CARPENTER, George, 2nd Earl of Tyrconnel [I] (1750-1805), of Homme House, nr. Hereford

Published in The History of Parliament: the House of Commons 1754-1790, ed. L. Namier, J. Brooke., 1964
Available from Boydell and Brewer

Constituency

Dates

28 July 1772 - 1796

Family and Education

b. 30 June 1750, 1st s. of George, 3rd Baron Carpenter [I], 1st Earl of Tyrconnel [I]. educ. Westminster 1764-5; Ch. Ch. Oxf. 1767. m. (1) 9 July 1772, Frances, da. of John Manners, Mq. of Granby; she was divorced Oct. 1777, having eloped with Charles Loraine Smith, (2) 3 June 1780, Sarah Hussey, da. of John Hussey Delaval, 1 surv. da. suc. fa. as 2nd Earl of Tyrconnel [I] 9 Mar. 1762.

Offices Held

Biography

Tyrconnel was returned on the interest which his father-in-law, Lord Granby, had established at Scarborough. The election, though uncontested, seems to have been fairly expensive: in a memorandum, dated 1772, by John Calcraft, who was connected with the Manners family, there is an entry: ‘Sent £2,500 Scarborough’.1 In the House Tyrconnel voted steadily with the Opposition, whom Granby had joined shortly before his death, and to whom his son adhered as soon as he entered the House. Tyrconnel’s attendance seems to have been regular as his name appears in most of the extant division lists. Robinson in his survey of 1780 considered the question of putting up Sir Hugh Palliser, who had a considerable following at Scarborough, in opposition to Tyrconnel, but feared that this might end by Constantine Phipps being knocked out; and apparently the idea was dropped. Tyrconnel, following the Duke of Rutland, voted for Shelburne’s peace preliminaries, 18 Feb. 1783; but he was absent from the divisions on Fox’s East India bill. In 1784 Tyrconnel came out top in a contested election at Scarborough. On 16 June 1784, when parliamentary reform was put off by the previous question, Tyrconnel voted with the majority;2 but having received Rutland’s ‘sentiments respecting Pitt’s reform’,3 on 18 Apr. 1785 voted for it. Daniel Pulteney wrote to Rutland on 15 July 1784:4

I really think your Grace’s Members are the most useful in the House, for I don’t believe Pochin, Sutton, or myself have ever missed a single day, and Lord Tyrconnel is seldom or never absent at any expected business.

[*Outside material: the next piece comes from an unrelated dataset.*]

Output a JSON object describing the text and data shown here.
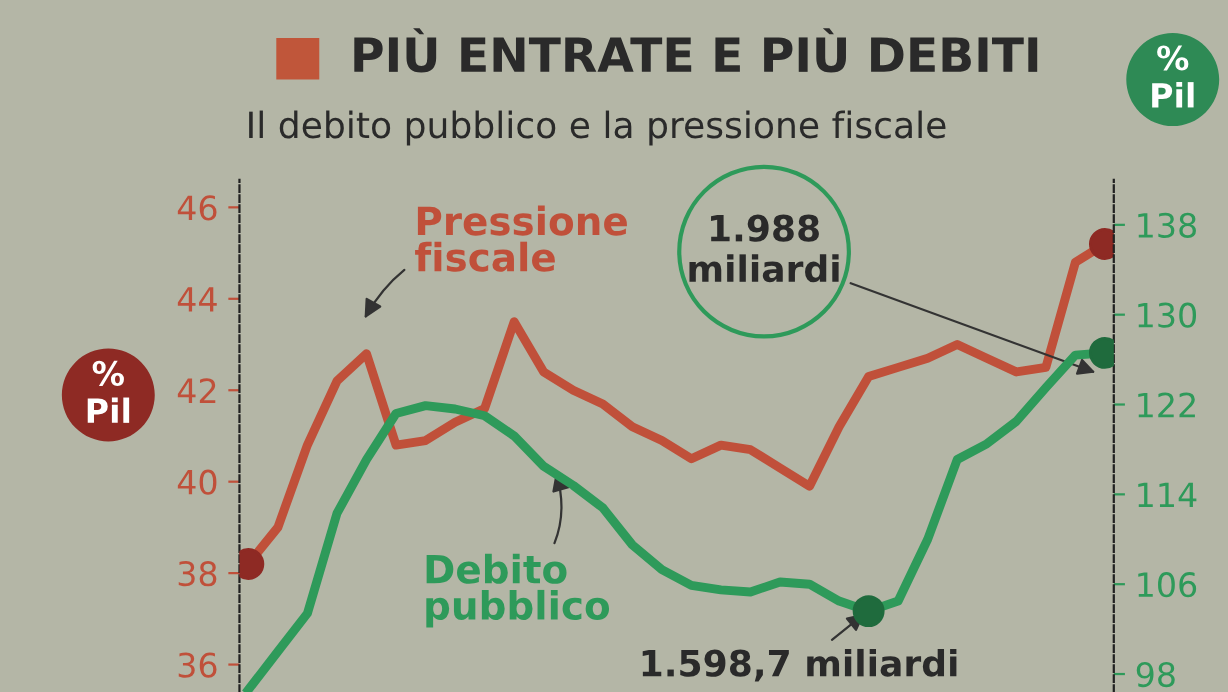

He voted for Richmond’s fortifications plan, 27 Feb. 1786, and with Pitt over the Regency 1788-9. In May when the question of the Prince of Wales’s debts was brought before Parliament, Pulteney informed Tyrconnel about the letter he had received from Rutland, and Tyrconnel was going to vote accordingly ‘for the Prince.’5 And Tyrconnel was returned on the Manners interest three times after he had divorced his first wife.

Tyrconnel died 15 Apr. 1805.

Ref Volumes: 1754-1790

Author: Sir Lewis Namier

Notes

  • 1. Mems. Philip Francis, ed. Parkes and Merivale, i. 318.
  • 2. D. Pulteney to Rutland, 17 June 1784; HMC Rutland, iii. 112.
  • 3. Same to same, 27 Jan. 1785, ibid. 169.
  • 4. Ibid. 125.
  • 5. Pulteney to Rutland, 10 May 1787, ibid. 389-90.